The opener, SaxKixAve, kicks my ass in all the right ways. They’re lively, funny, funky, and fun. It’s clear this duo shows up with authentic joy — and I need it — so I let it all in. I dance. I sing. I laugh. And for a while, I stop feeling like a person living with a terrible diagnosis… and more like a person living in a terrible and beautiful world.
I’m transported to another version of my life — the one where I helped produce big shows in the heart of Boston with Eva Rosenberg, Jake Messier, Edgar Herwick, and Brian O’Donovan. The one where I handed Boston’s Mayor Menino the line: “Let’s see what happens when we bring Bourbon Street to Boylston.” (And a packed crowd at Copley Square erupted.)
By the time Soul Rebels take the stage, I’m warm — good and ready. For about two hours, I don’t have cancer. I’m not tired. I’m just a girl who loves live music, dancing beside her ride-or-die since middle school.
When we finally leave — after midnight — I’m still buzzing. We order late-night pizza and mozzarella sticks, and settle in to watch Almost Famous for the 9,000th time. Emily and I know every word. Every beat.
Until… a few words and scenes don’t line up. And we’re seriously (seriously) dazed and confused. (See that I did there?)
“Wait, what is happening?” I ask. “Do we have some different version or something? How is this possible — I’ve never seen this.”
“Okay, so you’re seeing this too,” Emily says. “Is this fucking with you? This is the same version I’ve always owned — I don’t know what’s going on.”
We stopped the stream and dug a little deeper. It turns out Prime had somehow switched to Filmmaker Mode—the original, unedited version.
It’s impossible to describe how unbelievable this moment is for us.
In each of our lowest and highest seasons, we’ve returned to this semi-autobiographical Cameron Crowe film — with much of the music composed by Crowe’s wife, Heart’s own Nancy Wilson.
Personally, I watched this movie nearly every night during the second half of my sophomore year in college, living in Luxembourg. And because I’m not exactly young, I obviously watched it on DVD — on my laptop.

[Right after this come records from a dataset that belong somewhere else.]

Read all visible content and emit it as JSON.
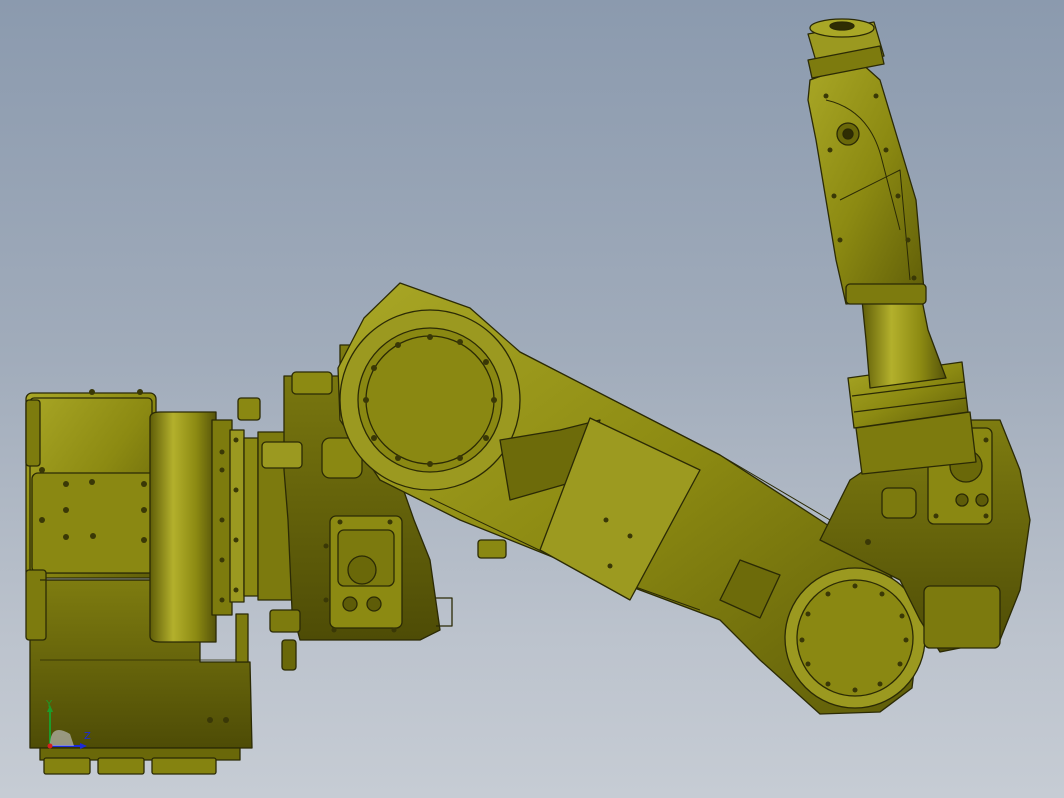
{
  "viewport": {
    "background_top": "#8b9aae",
    "background_bottom": "#c6ccd4",
    "model_color": "#8c8a12",
    "model_edge_color": "#2b2a05"
  },
  "triad": {
    "y_label": "Y",
    "z_label": "Z",
    "y_color": "#1d9b2a",
    "z_color": "#1b2ad8"
  }
}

I wore that DVD out — watched every single extra: the interviews with Crowe, Wilson, and half the cast. I remember this so clearly because Almost Famous was coming to Luxembourg theaters while I was living there, and I went on a date with a man too old for me, named Jake — a film director in town working on The Musketeer. Inspired by Penny Lane, I said yes to his invitation to the film’s wrap party. (I didn’t come home from that party. That’s another story, one with less gratitude, more regret — and probably the right amount of both.)
The fact that I devoured that DVD and its extras… and these scenes weren’t there? That Emily and I both own this movie on Prime and have streamed it for years, and the “silly machinery” (“silly machinery”) never once served us this version — not until now, in our 40s — feels like something more than coincidence.

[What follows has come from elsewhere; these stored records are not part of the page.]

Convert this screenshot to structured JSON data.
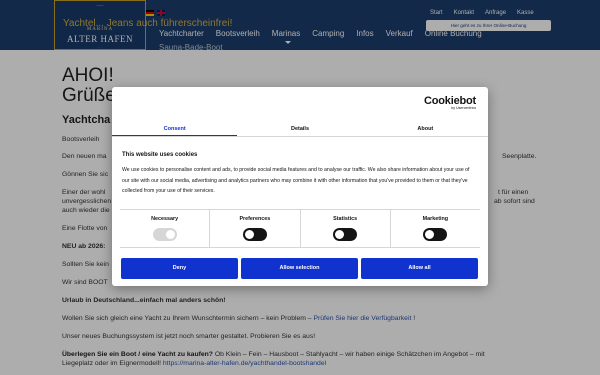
{
  "header": {
    "logo": {
      "top_text": "......",
      "marina": "MARINA",
      "name": "ALTER HAFEN",
      "bottom_text": "......"
    },
    "slogan": "Yachtel... Jeans auch führerscheinfrei!",
    "flags": [
      "de-flag-icon",
      "en-flag-icon"
    ],
    "top_links": [
      "Start",
      "Kontakt",
      "Anfrage",
      "Kasse"
    ],
    "booking_button": "Hier geht es zu Ihrer Online-Buchung",
    "nav": [
      "Yachtcharter",
      "Bootsverleih",
      "Marinas",
      "Camping",
      "Infos",
      "Verkauf",
      "Online Buchung"
    ],
    "nav_active": "Marinas",
    "nav_second_row": "Sauna-Bade-Boot"
  },
  "content": {
    "greet1": "AHOI!",
    "greet2": "Grüße",
    "subhead": "Yachtcha",
    "p1": "Bootsverleih",
    "p2a": "Den neuen ma",
    "p2b": "Seenplatte.",
    "p3": "Gönnen Sie sic",
    "p4a": "Einer der wohl",
    "p4b": "unvergesslichen",
    "p4c": "auch wieder die",
    "p4d": "t für einen",
    "p4e": "ab sofort sind",
    "p5": "Eine Flotte von",
    "p6": "NEU ab 2026:",
    "p7": "Sollten Sie kein",
    "p8": "Wir sind BOOT",
    "p9": "Urlaub in Deutschland...einfach mal anders schön!",
    "p10_text": "Wollen Sie sich gleich eine Yacht zu Ihrem Wunschtermin sichern – kein Problem –",
    "p10_link": "Prüfen Sie hier die Verfügbarkeit",
    "p10_end": "!",
    "p11": "Unser neues Buchungssystem ist jetzt noch smarter gestaltet. Probieren Sie es aus!",
    "p12_bold": "Überlegen Sie ein Boot / eine Yacht zu kaufen?",
    "p12_text": "Ob Klein – Fein – Hausboot – Stahlyacht – wir haben einige Schätzchen im Angebot – mit",
    "p12_text2": "Liegeplatz oder im Eignermodell!",
    "p12_link": "https://marina-alter-hafen.de/yachthandel-bootshandel"
  },
  "cookie_dialog": {
    "logo": "Cookiebot",
    "logo_sub": "by Usercentrics",
    "tabs": [
      "Consent",
      "Details",
      "About"
    ],
    "active_tab": "Consent",
    "title": "This website uses cookies",
    "text": "We use cookies to personalise content and ads, to provide social media features and to analyse our traffic. We also share information about your use of our site with our social media, advertising and analytics partners who may combine it with other information that you've provided to them or that they've collected from your use of their services.",
    "categories": [
      {
        "label": "Necessary",
        "state": "on-disabled"
      },
      {
        "label": "Preferences",
        "state": "off"
      },
      {
        "label": "Statistics",
        "state": "off"
      },
      {
        "label": "Marketing",
        "state": "off"
      }
    ],
    "buttons": [
      "Deny",
      "Allow selection",
      "Allow all"
    ]
  },
  "colors": {
    "header_bg": "#1b3d6e",
    "accent": "#1032cf",
    "slogan": "#f3c43d"
  }
}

Especially here, in her shotgun house in New Orleans, on my first trip here.
Especially now, when she’s reckoning with choices, and I’m reckoning with cancer, and we’re both trying to figure out what comes next.
And I’m reminded:
Even when I’m certain I know all the things that I’ve gathered every piece, that I’ve heard the record, even worn it out, there can still be more. There can still be magic.
And it can still be great.
Emily and I agreed that all of the edits made the movie stronger–except Penny’s Birthday. For those who love this movie as much as we do, but have never seen this scene, it’s so lovingly brutal.